Wenn Sie von Ernährungstherapie sprechen: Welche Maßnahmen wären am wichtigsten?
Als erstes das Screening der Patienten, um Mangelernährung früh zu erkennen. Für die Betroffenen muss dann im Team der Ernährungsberater und der Krankenhausküche ein individuell zugeschnittener Therapieplan erstellt werden. Die Probleme liegen sehr unterschiedlich: Die einen haben Schluckbeschwerden, andere eine Diabetes- oder Schilddrüsenerkrankung, oder ihnen fehlt wegen ihrer Krankheit einfach der Appetit. Entsprechend angepasst muss auch die Verpflegung sein. Außerdem ist Essen etwas sehr Persönliches. Es ist deshalb wichtig, die Patienten mit einzubeziehen. Nur so können wir ihnen etwas mitgeben, was sie auch nach der Entlassung aus der Klinik umsetzen können.
Hat Ihre Forschung in der Schweiz zu Verbesserungen geführt?
Wir sehen deutliche Fortschritte. Neu wird das Mangelernährungsmanagement in der Klinik in den Qualitätsvertrag zwischen Kliniken und dem Bundesamt für Gesundheit aufgenommen. Wir sind gerade dabei, mit dem Dachverband der Krankenhäuser spezifische Kriterien festzulegen. Zum Beispiel werden die Kliniken mindestens 90 Prozent ihrer Patienten auf Mangelernährung screenen und ihnen dann eine Ernährungsberatung anbieten müssen. Erreichen sie die Vorgaben aus dem Qualitätsvertrag nicht, werden finanzielle Abschläge fällig. Das wird das Interesse der Kliniken weiter steigern. Schon heute haben wir in der Schweiz etwas bessere Bedingungen als in Deutschland, weil die Ernährungstherapie bei den Fallpauschalen besser vergütet wird. Deshalb gibt es in fast allen größeren Kliniken interdisziplinäre Ernährungsteams, die sich um die Patienten kümmern.
Viele Tumorpatienten, aber auch Menschen mit Diabetes oder Adipositas, erhalten in Deutschland keine Ernährungstherapie. Müsste sich auch ambulant etwas ändern?
Es wäre für die Patienten enorm wichtig, dass eine Ernährungsberatung von den Kassen bezahlt wird.
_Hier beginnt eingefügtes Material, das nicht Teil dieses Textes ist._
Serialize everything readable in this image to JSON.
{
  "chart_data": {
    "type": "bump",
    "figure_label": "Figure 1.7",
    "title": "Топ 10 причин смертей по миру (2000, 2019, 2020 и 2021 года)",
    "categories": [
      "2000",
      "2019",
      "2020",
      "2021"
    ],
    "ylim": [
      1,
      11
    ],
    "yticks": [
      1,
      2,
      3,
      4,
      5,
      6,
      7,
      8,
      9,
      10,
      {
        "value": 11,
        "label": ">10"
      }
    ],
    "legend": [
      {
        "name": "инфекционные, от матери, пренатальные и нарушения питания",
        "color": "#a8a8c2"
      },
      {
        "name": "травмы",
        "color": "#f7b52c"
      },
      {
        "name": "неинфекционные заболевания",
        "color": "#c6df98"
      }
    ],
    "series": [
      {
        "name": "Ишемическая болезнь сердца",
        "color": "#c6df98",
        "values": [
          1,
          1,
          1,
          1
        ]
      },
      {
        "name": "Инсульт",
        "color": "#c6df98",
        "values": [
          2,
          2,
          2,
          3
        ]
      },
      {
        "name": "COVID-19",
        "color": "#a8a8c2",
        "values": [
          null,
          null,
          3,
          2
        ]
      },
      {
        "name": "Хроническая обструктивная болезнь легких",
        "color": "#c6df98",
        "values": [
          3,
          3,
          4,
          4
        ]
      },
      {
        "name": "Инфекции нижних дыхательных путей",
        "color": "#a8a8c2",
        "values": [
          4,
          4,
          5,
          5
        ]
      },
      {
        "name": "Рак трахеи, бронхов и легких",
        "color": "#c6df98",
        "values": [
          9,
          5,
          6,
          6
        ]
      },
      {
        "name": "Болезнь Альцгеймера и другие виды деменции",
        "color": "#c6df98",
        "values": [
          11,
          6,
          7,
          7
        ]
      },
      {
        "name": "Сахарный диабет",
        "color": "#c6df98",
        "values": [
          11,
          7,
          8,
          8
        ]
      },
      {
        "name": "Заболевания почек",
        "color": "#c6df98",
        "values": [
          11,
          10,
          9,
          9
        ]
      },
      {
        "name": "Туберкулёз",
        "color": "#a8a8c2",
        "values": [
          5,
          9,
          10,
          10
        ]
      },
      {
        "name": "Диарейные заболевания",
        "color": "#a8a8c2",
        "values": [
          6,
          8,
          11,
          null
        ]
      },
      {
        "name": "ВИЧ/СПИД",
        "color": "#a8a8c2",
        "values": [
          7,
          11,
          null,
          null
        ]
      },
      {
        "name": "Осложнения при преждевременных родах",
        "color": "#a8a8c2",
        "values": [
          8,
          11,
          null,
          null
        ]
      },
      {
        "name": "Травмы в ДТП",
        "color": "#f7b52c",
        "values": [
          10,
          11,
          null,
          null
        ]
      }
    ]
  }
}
Es gibt in der Gesundheitspolitik immer die Angst vor Kostensteigerungen. Für die Ernährungstherapie in der Klinik konnten wir zeigen, dass sie nicht nur den Patienten hilft, sondern auch sehr kosteneffizient ist. Ich denke, dass wir auch mit ambulanter Ernährungsberatung die Mortalität senken und zudem Kosten sparen können, weil die spätere Behandlung ohne diese Prävention teurer wird. Diese These überprüfen wir gerade mit einer neuen Studie, dem „EFFORT II“-Versuch.